REPUBLIKA.CO.ID, JAKARTA — Rasulullah dikenal sebagai sosok yang sangat menghargai waktu. Dia tidak pernah membiarkan satu hari berlalu tanpa amal yang bermanfaat.
Dalam hadis riwayat al-Bukhari disebutkan,
نِعْمَتَانِ مَغْبُونٌ فِيهِمَا كَثِيرٌ مِنَ النَّاسِ الصِّحَّةُ وَالْفَرَاغُ
“Dua nikmat yang sering dilalaikan manusia: kesehatan dan waktu luang” (HR. al-Bukhari, no. 6412). Hadis ini menjadi dasar bagaimana Rasulullah memandang waktu sebagai amanah besar yang harus digunakan untuk kebaikan dunia dan akhirat.

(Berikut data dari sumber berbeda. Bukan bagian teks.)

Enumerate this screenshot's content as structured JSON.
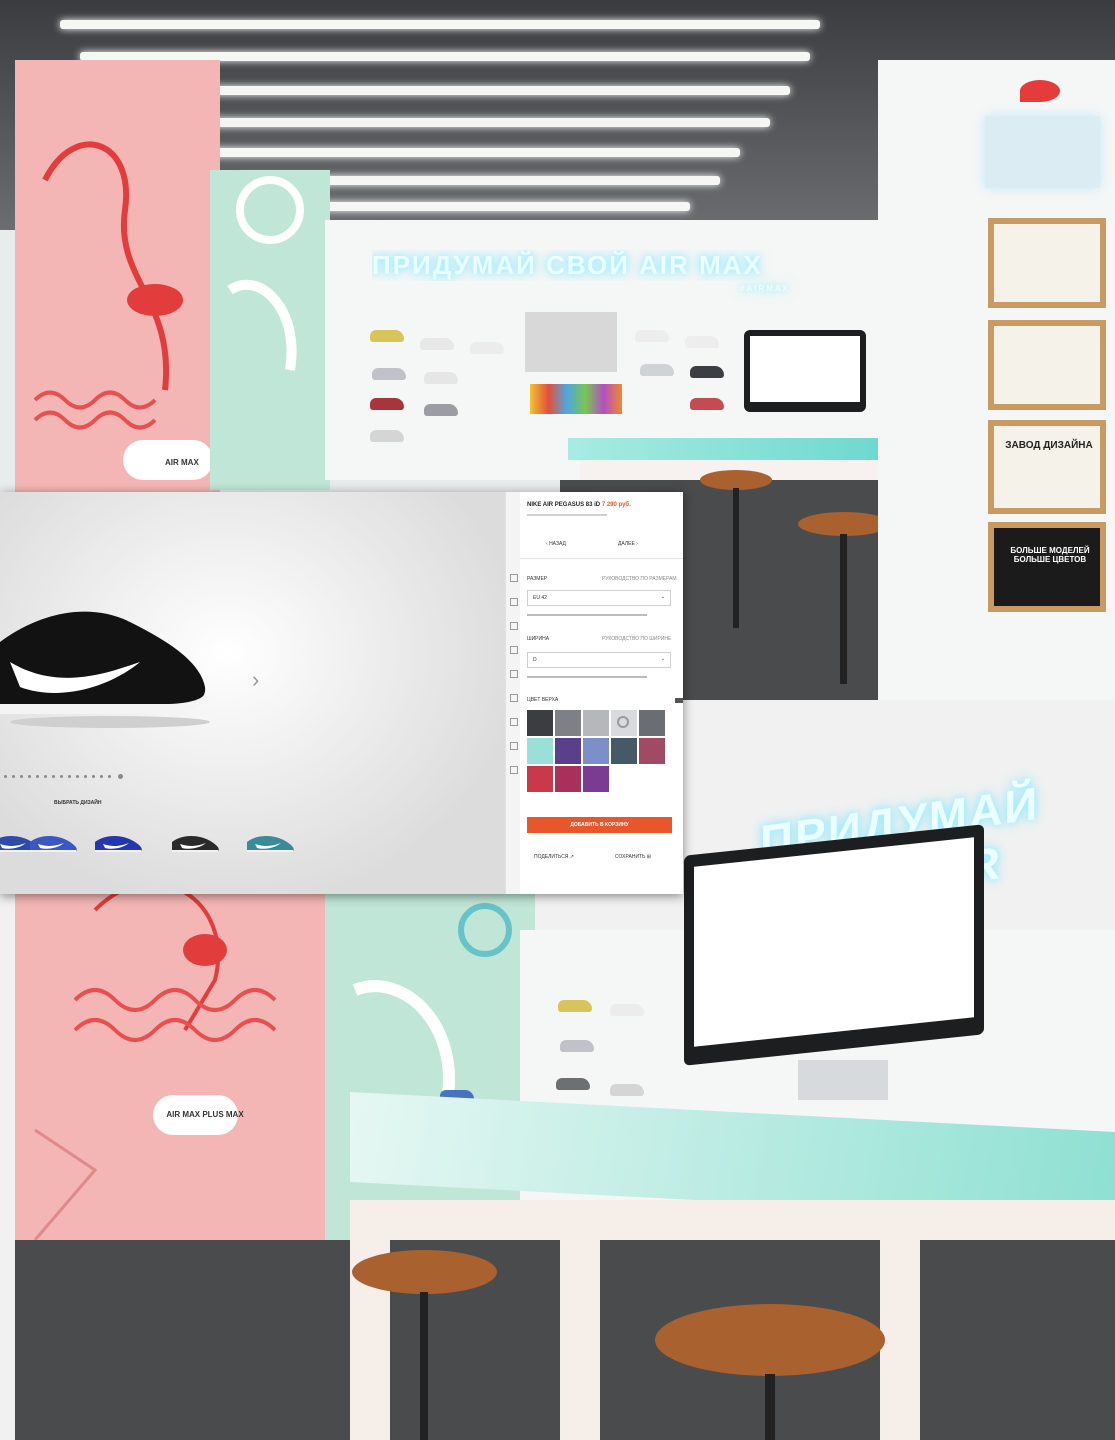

Waktu luang adalah waktu yang tersedia di luar kewajiban atau tugas sehari-hari, seperti bekerja, sekolah, atau tugas rumah tangga. Seseorang dapat menggunakannya untuk beristirahat, bersantai, mengejar hobi, dan melakukan kegiatan yang dinikmati secara sukarela.

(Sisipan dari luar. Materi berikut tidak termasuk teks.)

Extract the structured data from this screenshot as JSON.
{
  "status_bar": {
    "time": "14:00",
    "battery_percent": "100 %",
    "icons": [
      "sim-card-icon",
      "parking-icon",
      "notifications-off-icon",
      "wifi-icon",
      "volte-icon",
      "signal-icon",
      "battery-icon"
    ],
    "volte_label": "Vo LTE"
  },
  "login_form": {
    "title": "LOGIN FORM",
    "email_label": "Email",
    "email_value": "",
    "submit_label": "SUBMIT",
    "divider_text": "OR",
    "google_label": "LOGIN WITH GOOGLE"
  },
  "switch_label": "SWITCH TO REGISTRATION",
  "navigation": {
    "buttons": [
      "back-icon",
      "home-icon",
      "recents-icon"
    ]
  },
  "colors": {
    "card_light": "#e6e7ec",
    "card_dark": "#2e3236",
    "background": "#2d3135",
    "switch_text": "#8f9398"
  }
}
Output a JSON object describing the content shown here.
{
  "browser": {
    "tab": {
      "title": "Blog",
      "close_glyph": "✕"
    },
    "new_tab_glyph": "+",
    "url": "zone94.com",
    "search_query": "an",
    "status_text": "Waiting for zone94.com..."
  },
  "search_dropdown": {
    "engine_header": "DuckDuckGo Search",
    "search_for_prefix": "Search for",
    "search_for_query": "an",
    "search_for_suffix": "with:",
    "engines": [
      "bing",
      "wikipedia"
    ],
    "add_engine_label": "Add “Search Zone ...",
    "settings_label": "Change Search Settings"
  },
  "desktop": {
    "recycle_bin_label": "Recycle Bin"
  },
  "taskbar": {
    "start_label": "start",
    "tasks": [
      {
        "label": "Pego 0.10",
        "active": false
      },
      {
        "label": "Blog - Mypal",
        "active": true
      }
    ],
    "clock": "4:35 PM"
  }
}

Bukan untuk bermalas-malasan
Waktu luang bagi Nabi Muhammad bukanlah saat untuk bermalas-malasan, tetapi kesempatan untuk mendekatkan diri kepada Allah. Dalam riwayat Abu Dawud disebutkan, Nabi sering mengisi waktu senggangnya dengan zikir dan doa, terutama setelah shalat. Dzikir yang paling sering dia baca antara lain tasbih, tahmid, dan takbir, sebagai bentuk syukur dan ketenangan batin.

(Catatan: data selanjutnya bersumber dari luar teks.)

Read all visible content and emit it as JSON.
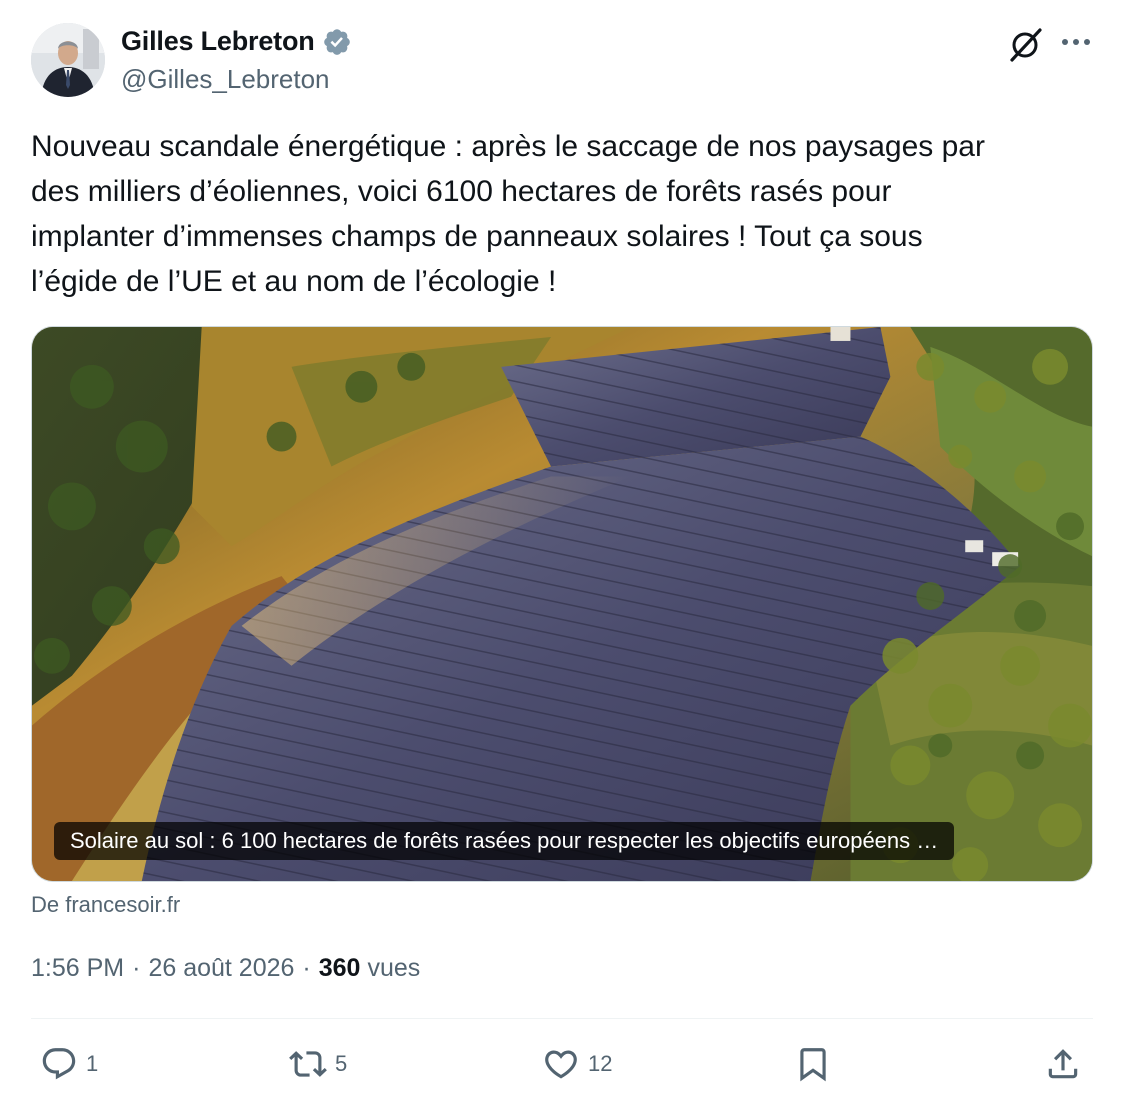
{
  "author": {
    "display_name": "Gilles Lebreton",
    "handle": "@Gilles_Lebreton",
    "verified": true
  },
  "tweet": {
    "text": "Nouveau scandale énergétique : après le saccage de nos paysages par\ndes milliers d’éoliennes, voici 6100 hectares de forêts rasés pour\nimplanter d’immenses champs de panneaux solaires ! Tout ça sous\nl’égide de l’UE et au nom de l’écologie !"
  },
  "link_card": {
    "caption": "Solaire au sol : 6 100 hectares de forêts rasées pour respecter les objectifs européens …",
    "source": "De francesoir.fr"
  },
  "meta": {
    "time": "1:56 PM",
    "date": "26 août 2026",
    "separator": "·",
    "views_count": "360",
    "views_label": "vues"
  },
  "actions": {
    "replies": "1",
    "reposts": "5",
    "likes": "12"
  },
  "icons": {
    "verified": "verified-badge-icon",
    "grok": "grok-icon",
    "more": "more-icon",
    "reply": "reply-icon",
    "repost": "repost-icon",
    "like": "heart-icon",
    "bookmark": "bookmark-icon",
    "share": "share-icon"
  },
  "colors": {
    "text_primary": "#0f1419",
    "text_secondary": "#536471",
    "verified_badge": "#829aab",
    "border": "#cfd9de"
  }
}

Selain ibadah ritual, putra Abdullah juga mengisi waktu luangnya dengan mendalami ilmu dan mengajarkan wahyu kepada para sahabat. Dalam kitab Siyar A‘lam al-Nubala’ karya adz-Dzahabi disebutkan bahwa waktu malam dia tidak hanya digunakan untuk qiyamul lail, tetapi juga untuk memberi nasihat dan pesan keagamaan kepada sahabat yang datang bertanya. Dengan begitu, waktu senggangnya menjadi ladang dakwah yang produktif.
Membantu menyelesaikan pekerjaan rumah
Cucu Abdul Muthalib ini juga dikenal memiliki keseimbangan antara ibadah, keluarga, dan masyarakat. Dalam riwayat Aisyah r.a. (HR. al-Bukhari, no. 6039), disebutkan bahwa di rumah Nabi Muhammad membantu pekerjaan keluarga, menjahit pakaian, memperbaiki sandal, dan melayani kebutuhan istri-istrinya.